CS 2700: Assembly Language and Computer Architecture

Spring 2024 - Homework 1

Due February 12, 2024

This is an individual assignment. All work must be your own. You should not look at any other student's work (in whole or in part, on paper or on screen), nor allow anyone else to look at yours, during the course of this assignment. Nor may you submit the work of software programs as your own.

Turn in as hardcopy or upload to Canvas (MS Word or PDF or plain text only). Typed.

Unless specified otherwise, all questions are from "The Essentials of Computer Organization and Architecture, 5th Ed." by Null and Lobur.

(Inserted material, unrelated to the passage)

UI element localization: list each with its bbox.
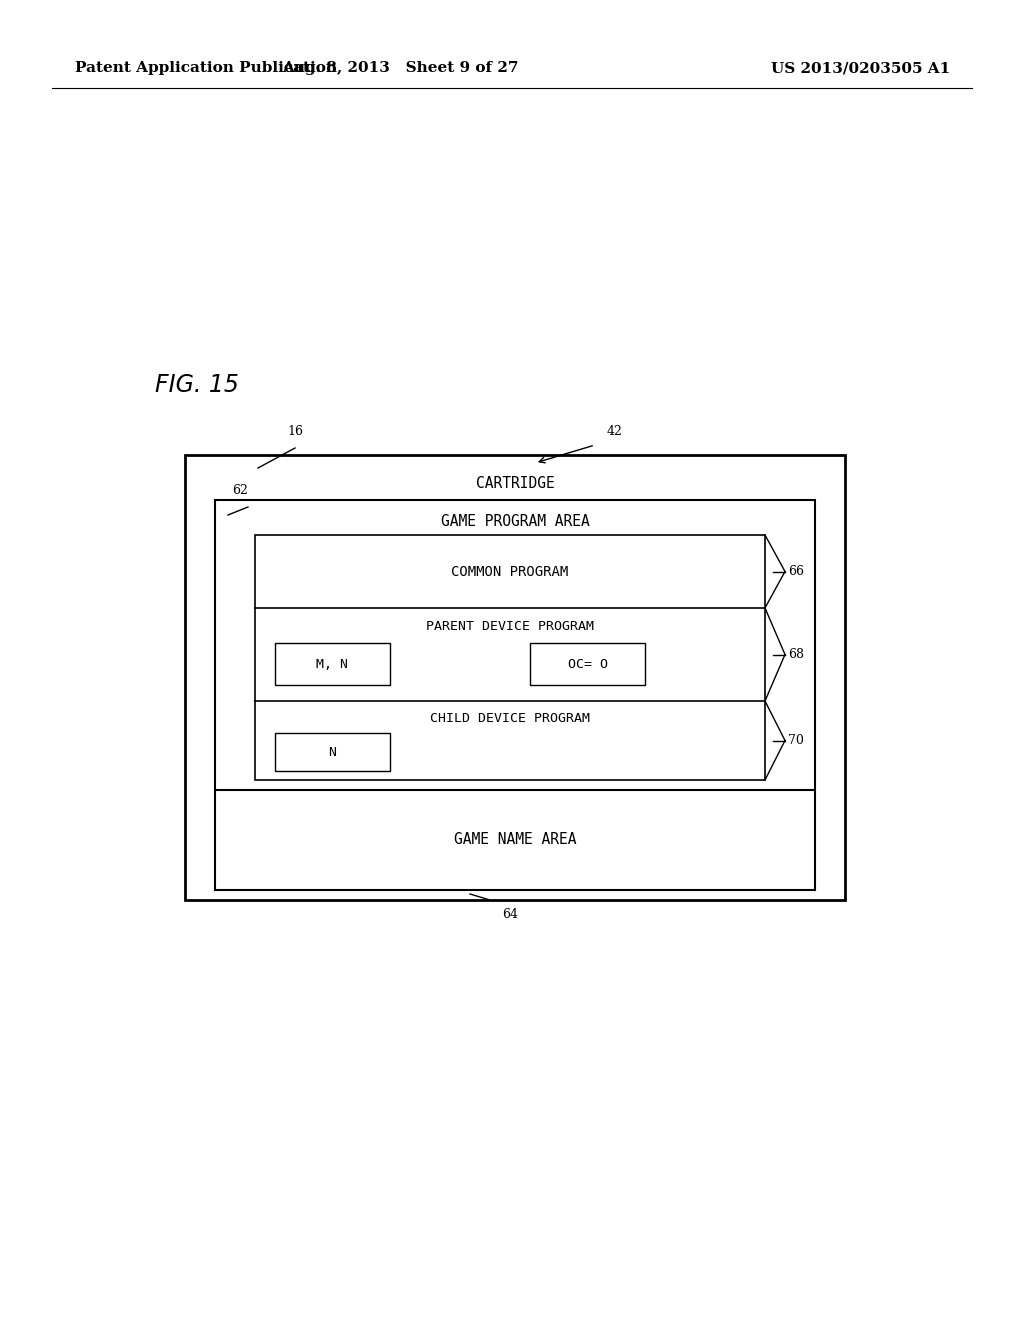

  1. Chapter 1, Exercise #4. Add to the question description: "In your answer, provide the grader with a URL leading to a web page of the system you select and write a sentence or two about why that system would be your final choice."

  2. Chapter 1, Exercise #6. Two additions to the question:

    1. Pick your favorite COMPILED programming language. (Python is an interpreted language.)
    2. Add to the question description: "Comment on anything peculiar you notice."

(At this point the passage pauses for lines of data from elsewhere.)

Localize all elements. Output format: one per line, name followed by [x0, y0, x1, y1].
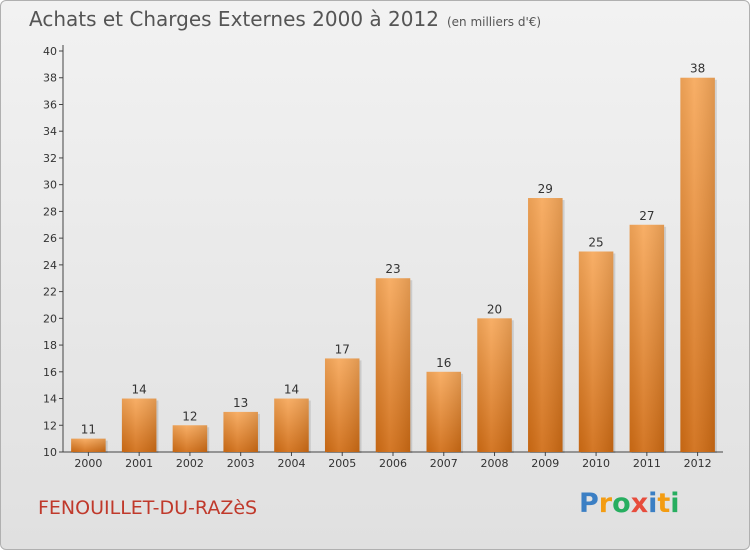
brand-letter: r: [598, 488, 613, 519]
y-tick-label: 32: [43, 152, 57, 165]
bar-shade: [172, 425, 208, 452]
y-tick-label: 14: [43, 393, 57, 406]
bar-shade: [274, 398, 309, 452]
bar-shade: [324, 358, 360, 452]
brand-letter: x: [630, 488, 649, 519]
y-tick-label: 26: [43, 232, 57, 245]
x-tick-label: 2008: [481, 457, 509, 470]
x-tick-label: 2002: [176, 457, 204, 470]
x-tick-label: 2004: [277, 457, 305, 470]
bar-shade: [629, 224, 665, 452]
y-tick-label: 10: [43, 446, 57, 459]
y-tick-label: 12: [43, 419, 57, 432]
data-label: 12: [182, 409, 197, 423]
chart-subtitle: (en milliers d'€): [446, 15, 542, 29]
data-label: 13: [233, 396, 248, 410]
x-tick-label: 2006: [379, 457, 407, 470]
data-label: 27: [639, 209, 654, 223]
y-tick-label: 38: [43, 72, 57, 85]
x-tick-label: 2001: [125, 457, 153, 470]
x-tick-label: 2005: [328, 457, 356, 470]
brand-letter: i: [648, 488, 658, 519]
bar-shade: [71, 438, 106, 452]
proxiti-logo: Proxiti: [579, 488, 680, 519]
y-tick-label: 20: [43, 312, 57, 325]
x-tick-label: 2003: [227, 457, 255, 470]
y-tick-label: 22: [43, 286, 57, 299]
data-label: 11: [81, 423, 96, 437]
x-tick-label: 2007: [430, 457, 458, 470]
chart-title-text: Achats et Charges Externes 2000 à 2012: [29, 7, 439, 31]
data-label: 38: [690, 62, 705, 76]
brand-letter: P: [579, 488, 599, 519]
data-label: 14: [284, 383, 299, 397]
x-tick-label: 2009: [531, 457, 559, 470]
brand-letter: t: [657, 488, 671, 519]
y-tick-label: 16: [43, 366, 57, 379]
bar-shade: [426, 371, 462, 452]
y-tick-label: 24: [43, 259, 57, 272]
x-tick-label: 2011: [633, 457, 661, 470]
y-tick-label: 34: [43, 125, 57, 138]
brand-letter: o: [612, 488, 631, 519]
bar-shade: [375, 278, 411, 452]
data-label: 29: [538, 182, 553, 196]
data-label: 20: [487, 302, 502, 316]
y-tick-label: 40: [43, 45, 57, 58]
chart-title: Achats et Charges Externes 2000 à 2012 (e…: [29, 7, 541, 31]
x-tick-label: 2012: [684, 457, 712, 470]
y-tick-label: 28: [43, 205, 57, 218]
bar-shade: [578, 251, 614, 452]
y-tick-label: 30: [43, 179, 57, 192]
bar-shade: [477, 318, 512, 452]
commune-name: FENOUILLET-DU-RAZèS: [38, 497, 258, 519]
x-tick-label: 2000: [74, 457, 102, 470]
y-tick-label: 18: [43, 339, 57, 352]
y-tick-label: 36: [43, 98, 57, 111]
bar-shade: [680, 77, 715, 452]
data-label: 25: [588, 236, 603, 250]
data-label: 17: [335, 342, 350, 356]
bar-shade: [528, 198, 563, 452]
bar-shade: [223, 411, 258, 452]
data-label: 23: [385, 262, 400, 276]
bar-shade: [121, 398, 157, 452]
data-label: 14: [132, 383, 147, 397]
brand-letter: i: [670, 488, 680, 519]
x-tick-label: 2010: [582, 457, 610, 470]
data-label: 16: [436, 356, 451, 370]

    (Note: I don't expect you to manually examine machine language instructions, bit by bit. You can estimate the number of instructions by looking at the sizes of machine language files generated -- more bytes in the executable file means more machine language instructions.)

  3. Chapter 1, Exercise #14.

  4. Look up information about one of the "lesser luminaries" of early computing. Select someone who made contributions in the 1940's or 1950's (they may have contributed later, too, but you must select someone who was working in computing in at least one of those two decades). Do not select one of the "big names"; select a person who contributed, but never hit the heights of fame.

    Provide citation information for your sources of information. (URLs and names for web sites, book titles and authors for books, etc.) Wikipedia is an acceptable source for this question. You might also visit the web site of the Charles Babbage Institute or The Computer History Museum in San Jose.

    1. Write a paragraph or two summarizing what you could find out about that person's biography.
    2. Write a sentence about why what they did mattered to computing.
    3. Answer this question: If you had been born as that person, and were at the moment where they made the decision to join the project (which later became famous) or accept the job (where they would wind up working with the latterly famous person), knowing only what that person knew at the time, do you think you would have have joined the project or accepted the job? Why or why not?

    How to tell if the person you selected is "too famous" for this question:

    1. If they won a Turing Award or Nobel Prize they are too famous.
    2. If were founder and CEO of a company still operating today, they are too famous.
    3. If they are mentioned in our textbook, they are too famous. (Alan Turing, Konrad Zuse, Gordon Moore, Grace Hopper...)
    4. Feel free to ask the professor if you're not sure if the person you selected is too famous or not.
    5. (It is ok if the person you pick won awards, just not big, famous awards like the Turing Award.)

    Ideas for people to research, if you don't know where to start:

    1. Mauchly and Eckert, famously, built the ENIAC. What about the other people involved in the project? You could write about any one of Kay McNulty, Betty Jennings, Betty Snyder, Marlyn Wescoff, Fran Bilas or Ruth Lichterman, the women who programmed the ENIAC from day to day, or one of the engineers responsible for designing an important component of the ENIAC.
    2. Other countries were also building early computers in the 1940s and 50s, machines not as famous in the USA. In Britain, some people built the "Manchester Mark 1". You could write about one of the people that built that machine.
    3. Fairchild Semiconductor was a company founded in the 1950's by the "traitorous eight". Two of those eight were Gordon Moore and Robert Noyce, both now too famous for this question. You could pick one of the other six to write about -- who were they and what happened to them?
    4. While working at Bletchley Park during WWII, Alan Turing worked with a number of other people while breaking the German Enigma codes -- you could select one of them.